What should a human actually look at when reviewing AI code?
Intent and blast radius. Keep the original requirement open and judge whether the change does the right thing the right way: What's the intent? Why is it correct? What can fail? What's the blast radius and rollback plan? Syntax and style are the gates' job — once they're green, the human's job is everything a checker can't decide: is this the correct change, and is it safe to fail?
What are the most common ways AI-generated code fails review?
Four recurring patterns: happy-path bias (beautiful success cases, missing error handling), literal-but-impractical solutions (correct for the prompt but no pagination/limits for production), reuse blindness (re-implementing code that already exists), and comprehension debt (accumulated AI code the team no longer understands). Knowing them tells you what to gate against and what to scrutinize by hand.

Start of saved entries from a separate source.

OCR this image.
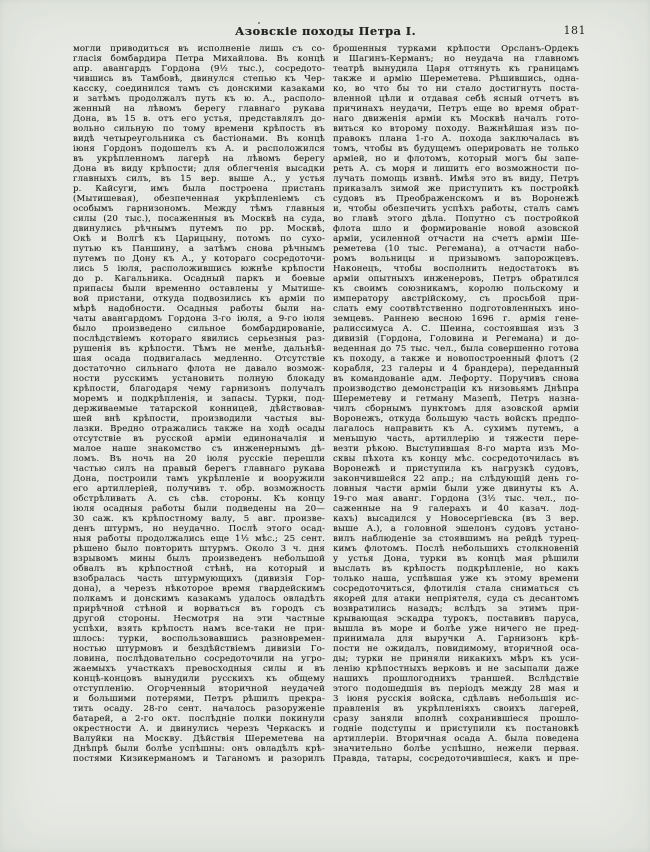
Азовскіе походы Петра I.	181
могли приводиться въ исполненіе лишь съ со-
гласія бомбардира Петра Михайлова. Въ концѣ
апр. авангардъ Гордона (9½ тыс.), сосредото-
чившись въ Тамбовѣ, двинулся степью къ Чер-
касску, соединился тамъ съ донскими казаками
и затѣмъ продолжалъ путь къ ю. А., располо-
женный на лѣвомъ берегу главнаго рукава
Дона, въ 15 в. отъ его устья, представлялъ до-
вольно сильную по тому времени крѣпость въ
видѣ четыреугольника съ бастіонами. Въ концѣ
іюня Гордонъ подошелъ къ А. и расположился
въ укрѣпленномъ лагерѣ на лѣвомъ берегу
Дона въ виду крѣпости; для облегченія высадки
главныхъ силъ, въ 15 вер. выше А., у устья
р. Кайсуги, имъ была построена пристань
(Мытишевая), обезпеченная укрѣпленіемъ съ
особымъ гарнизономъ. Между тѣмъ главныя
силы (20 тыс.), посаженныя въ Москвѣ на суда,
двинулись рѣчнымъ путемъ по рр. Москвѣ,
Окѣ и Волгѣ къ Царицыну, потомъ по сухо-
путью къ Паншину, а затѣмъ снова рѣчнымъ
путемъ по Дону къ А., у котораго сосредоточи-
лись 5 іюля, расположившись южнѣе крѣпости
до р. Кагальника. Осадный паркъ и боевые
припасы были временно оставлены у Мытише-
вой пристани, откуда подвозились къ арміи по
мѣрѣ надобности. Осадныя работы были на-
чаты авангардомъ Гордона 3-го іюля, а 9-го іюля
было произведено сильное бомбардированіе,
послѣдствіемъ котораго явились серьезныя раз-
рушенія въ крѣпости. Тѣмъ не менѣе, дальнѣй-
шая осада подвигалась медленно. Отсутствіе
достаточно сильнаго флота не давало возмож-
ности русскимъ установить полную блокаду
крѣпости, благодаря чему гарнизонъ получалъ
моремъ и подкрѣпленія, и запасы. Турки, под-
держиваемые татарской конницей, дѣйствовав-
шей внѣ крѣпости, производили частыя вы-
лазки. Вредно отражались также на ходѣ осады
отсутствіе въ русской арміи единоначалія и
малое наше знакомство съ инженернымъ дѣ-
ломъ. Въ ночь на 20 іюля русскіе перешли
частью силъ на правый берегъ главнаго рукава
Дона, построили тамъ укрѣпленіе и вооружили
его артиллеріей, получивъ т. обр. возможность
обстрѣливать А. съ сѣв. стороны. Къ концу
іюля осадныя работы были подведены на 20—
30 саж. къ крѣпостному валу, 5 авг. произве-
денъ штурмъ, но неудачно. Послѣ этого осад-
ныя работы продолжались еще 1½ мѣс.; 25 сент.
рѣшено было повторить штурмъ. Около 3 ч. дня
взрывомъ мины былъ произведенъ небольшой
обвалъ въ крѣпостной стѣнѣ, на который и
взобралась часть штурмующихъ (дивизія Гор-
дона), а черезъ нѣкоторое время гвардейскимъ
полкамъ и донскимъ казакамъ удалось овладѣть
прирѣчной стѣной и ворваться въ городъ съ
другой стороны. Несмотря на эти частные
успѣхи, взять крѣпость намъ все-таки не при-
шлось: турки, воспользовавшись разновремен-
ностью штурмовъ и бездѣйствіемъ дивизіи Го-
ловина, послѣдовательно сосредоточили на угро-
жаемыхъ участкахъ превосходныя силы и въ
концѣ-концовъ вынудили русскихъ къ общему
отступленію. Огорченный вторичной неудачей
и большими потерями, Петръ рѣшилъ прекра-
тить осаду. 28-го сент. началось разоруженіе
батарей, а 2-го окт. послѣдніе полки покинули
окрестности А. и двинулись черезъ Черкаскъ и
Валуйки на Москву. Дѣйствія Шереметева на
Днѣпрѣ были болѣе успѣшны: онъ овладѣлъ крѣ-
постями Кизикерманомъ и Таганомъ и разорилъ
брошенныя турками крѣпости Орсланъ-Ордекъ
и Шагинъ-Керманъ; но неудача на главномъ
театрѣ вынудила Царя оттянуть къ границамъ
также и армію Шереметева. Рѣшившись, одна-
ко, во что бы то ни стало достигнуть поста-
вленной цѣли и отдавая себѣ ясный отчетъ въ
причинахъ неудачи, Петръ еще во время обрат-
наго движенія арміи къ Москвѣ началъ гото-
виться ко второму походу. Важнѣйшая изъ по-
правокъ плана 1-го А. похода заключалась въ
томъ, чтобы въ будущемъ оперировать не только
арміей, но и флотомъ, который могъ бы запе-
реть А. съ моря и лишить его возможности по-
лучать помощь извнѣ. Имѣя это въ виду, Петръ
приказалъ зимой же приступить къ постройкѣ
судовъ въ Преображенскомъ и въ Воронежѣ
и, чтобы обезпечить успѣхъ работы, сталъ самъ
во главѣ этого дѣла. Попутно съ постройкой
флота шло и формированіе новой азовской
арміи, усиленной отчасти на счетъ арміи Ше-
реметева (10 тыс. Регемана), а отчасти набо-
ромъ вольницы и призывомъ запорожцевъ.
Наконецъ, чтобы восполнить недостатокъ въ
арміи опытныхъ инженеровъ, Петръ обратился
къ своимъ союзникамъ, королю польскому и
императору австрійскому, съ просьбой при-
слать ему соотвѣтственно подготовленныхъ ино-
земцевъ. Раннею весною 1696 г. армія гене-
ралиссимуса А. С. Шеина, состоявшая изъ 3
дивизій (Гордона, Головина и Регемана) и до-
веденная до 75 тыс. чел., была совершенно готова
къ походу, а также и новопостроенный флотъ (2
корабля, 23 галеры и 4 брандера), переданный
въ командованіе адм. Лефорту. Поручивъ снова
производство демонстраціи къ низовьямъ Днѣпра
Шереметеву и гетману Мазепѣ, Петръ назна-
чилъ сборнымъ пунктомъ для азовской арміи
Воронежъ, откуда большую часть войскъ предпо-
лагалось направить къ А. сухимъ путемъ, а
меньшую часть, артиллерію и тяжести пере-
везти рѣкою. Выступившая 8-го марта изъ Мо-
сквы пѣхота къ концу мѣс. сосредоточилась въ
Воронежѣ и приступила къ нагрузкѣ судовъ,
закончившейся 22 апр.; на слѣдующій день го-
ловныя части арміи были уже двинуты къ А.
19-го мая аванг. Гордона (3½ тыс. чел., по-
саженные на 9 галерахъ и 40 казач. лод-
кахъ) высадился у Новосергіевска (въ 3 вер.
выше А.), а головной эшелонъ судовъ устано-
вилъ наблюденіе за стоявшимъ на рейдѣ турец-
кимъ флотомъ. Послѣ небольшихъ столкновеній
у устья Дона, турки въ концѣ мая рѣшили
выслать въ крѣпость подкрѣпленіе, но какъ
только наша, успѣвшая уже къ этому времени
сосредоточиться, флотилія стала сниматься съ
якорей для атаки непріятеля, суда съ десантомъ
возвратились назадъ; вслѣдъ за этимъ при-
крывающая эскадра турокъ, поставивъ паруса,
вышла въ море и болѣе уже ничего не пред-
принимала для выручки А. Гарнизонъ крѣ-
пости не ожидалъ, повидимому, вторичной оса-
ды; турки не приняли никакихъ мѣръ къ уси-
ленію крѣпостныхъ верковъ и не засыпали даже
нашихъ прошлогоднихъ траншей. Вслѣдствіе
этого подошедшія въ періодъ между 28 мая и
3 іюня русскія войска, сдѣлавъ небольшія ис-
правленія въ укрѣпленіяхъ своихъ лагерей,
сразу заняли вполнѣ сохранившіеся прошло-
годніе подступы и приступили къ постановкѣ
артиллеріи. Вторичная осада А. была поведена
значительно болѣе успѣшно, нежели первая.
Правда, татары, сосредоточившіеся, какъ и пре-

Isn't 'I never read the AI's code' exactly how software becomes unmaintainable?
It is — if nothing is watching. The difference is structure. With Agentation, a Tech Lead encodes your conventions and maintainability bar once, agents work inside them, and deterministic gates verify every change before production. So 'nobody read it' becomes 'a structure checked it, every time' — which beats a tired human reading it sometimes. What accumulates is governed code, not unreviewable sprawl.
How big should an AI-generated pull request be?
Small enough to fit inside real human attention. A practical rule is ~200 lines as a target and ~400 as a hard ceiling, with a documented exception for mechanical refactors. Agents make giant PRs trivial to produce, but on the largest diffs reviewers stop genuinely engaging — they just approve. Bounding size keeps the human review meaningful instead of theatrical.
Does Agentation see or store my code?
No. Everything ships through your own GitHub on your existing AI plan; we don't store your source. Hosting is in the EU (Hetzner, Germany), data in the EU (Supabase), GDPR by construction. We're a French team and the sovereignty is on the orchestration layer — the gates, the review structure, where your code and data live — which is the part you can actually own.